We all dream of ending a great Thanksgiving Dinner with our kids in the kitchen cleaning up the mess, allowing the cooks time to visit and the guests a chance to say a proper goodbye to their hosts. We imagine returning to the kitchen and witnessing the same scene we’ve watched for years. 3 kids, alternately washing, drying and putting dishes away, loading dishwashers, scraping plates, emptying garbage cans and wiping counter tops, and they are visiting with each other as they go. Skilled hands, confident attitudes and a sense of pride that they are contributing to the success of the day.


But this dream doesn’t happen over night and it doesn’t happen by wishing on a magic star. It’s the result of years of practice and begins when a wobbly toddler asks “I help” or replies “me do” and you gladly say “pick up a towel and let me show you how it’s done kiddo.”


But that’s not normally how parent’s respond to a toddlers request to help.


Let me ask you

  • How many times have you jumped in and interfered when your kid is about to drop something, spill something, forget something?
  • How often have you micromanaged, directed, commentated the events of your child’s day? Don’t forget your lunch, eat this, wear that, don’t touch this, don’t touch that…and on and on, right?

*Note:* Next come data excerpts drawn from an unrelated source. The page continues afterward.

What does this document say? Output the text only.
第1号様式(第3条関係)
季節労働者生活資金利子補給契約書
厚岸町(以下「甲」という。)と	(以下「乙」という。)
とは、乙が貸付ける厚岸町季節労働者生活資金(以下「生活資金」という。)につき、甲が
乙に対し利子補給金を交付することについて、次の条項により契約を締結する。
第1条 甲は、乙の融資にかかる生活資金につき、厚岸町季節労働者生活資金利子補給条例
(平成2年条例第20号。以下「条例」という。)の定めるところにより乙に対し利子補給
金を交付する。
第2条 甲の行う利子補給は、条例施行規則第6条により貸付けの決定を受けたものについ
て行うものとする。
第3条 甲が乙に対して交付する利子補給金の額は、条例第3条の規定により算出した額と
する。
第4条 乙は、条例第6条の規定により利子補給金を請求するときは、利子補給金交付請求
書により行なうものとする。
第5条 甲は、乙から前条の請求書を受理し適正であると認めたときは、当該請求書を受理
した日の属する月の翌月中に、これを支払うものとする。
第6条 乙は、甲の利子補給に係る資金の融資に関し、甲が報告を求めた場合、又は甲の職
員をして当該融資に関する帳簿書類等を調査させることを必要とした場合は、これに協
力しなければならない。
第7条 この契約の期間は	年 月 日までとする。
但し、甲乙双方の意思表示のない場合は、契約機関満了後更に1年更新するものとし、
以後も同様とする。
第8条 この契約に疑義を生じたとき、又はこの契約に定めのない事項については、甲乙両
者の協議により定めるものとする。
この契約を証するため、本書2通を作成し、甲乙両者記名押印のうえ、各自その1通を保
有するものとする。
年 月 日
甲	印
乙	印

As parents, we all do it to some degree. The point here is if you want your child to grow capable and responsible, you’ve gotta let go of that nonsense. You also have to let go of the life preserver. By jumping in and reminding, saving or any other constant interference, you steal valuable practice time right from underneath their tiny toes!



From the Beginning

From the second our kids begin to reach, crawl, walk and carry, they are eager to continue their march toward independence. They understand persistence pays off. They discover they can do it (or can’t quite do it, which is equally as valuable)! Then, once they begin to walk, we sort of put the brakes on that whole “go for it” thing. We spend the next years protecting and doing things for them. We dictate the minutiae- the clothing, the extra curriculars, the behaviors, the preferences (bath vs shower, walk vs. run) etc. They don’t really “own” their lives and we send all kinds of messages like, this is too hard for you, you can’t make decisions and so forth.

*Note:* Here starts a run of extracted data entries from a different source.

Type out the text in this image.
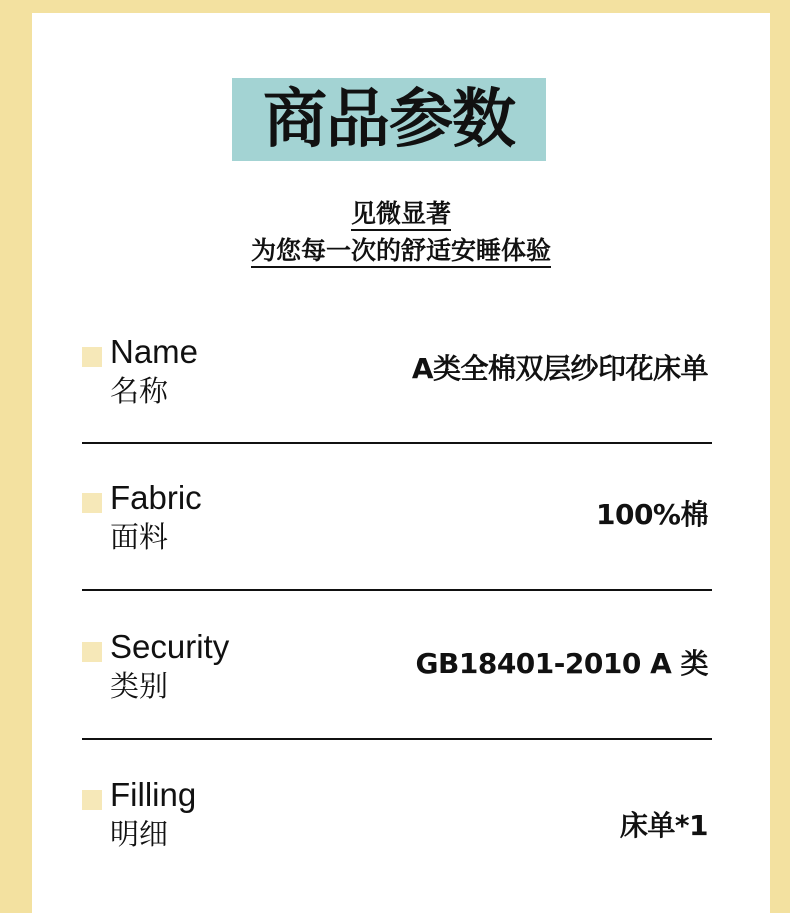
商品参数
见微显著
为您每一次的舒适安睡体验
Name
名称
A类全棉双层纱印花床单
Fabric
面料
100%棉
Security
类别
GB18401-2010 A 类
Filling
明细	床单*1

Of course life is busy and sometimes it IS easier to “just do it ourselves” but remember that when we do everything for them, we take away practice at life skills. (And how many ballet practices, baseball or other practices would we knowingly keep our child from? For most of us, not many!)


Childhood is a time to practice making decisions, flubbing up and learning to fix mistakes. The earlier you let go and train your child to participate in “real life” the stronger, more competent they are when they walk out the door at 18.


A child who has never learned to wash his or her laundry will never, EVER, wake up one day at age 13 and say, gee, mom, I think I’ll pay my own phone bill or pick up all my dirty laundry and wash it myself. It’s just not going to happen! Parents, what they practice at 2, 4, 6, & 9 effects the self skills they have down the road. Can they manage their own time? Can they show up for class? Can they remember the responsibilities of modern life (and there are so many!)? Plus, by 13, they have bigger problems to worry about than how to run the washer. They should have that one down on lock by age 9. (It’s never too late to train the kiddos!).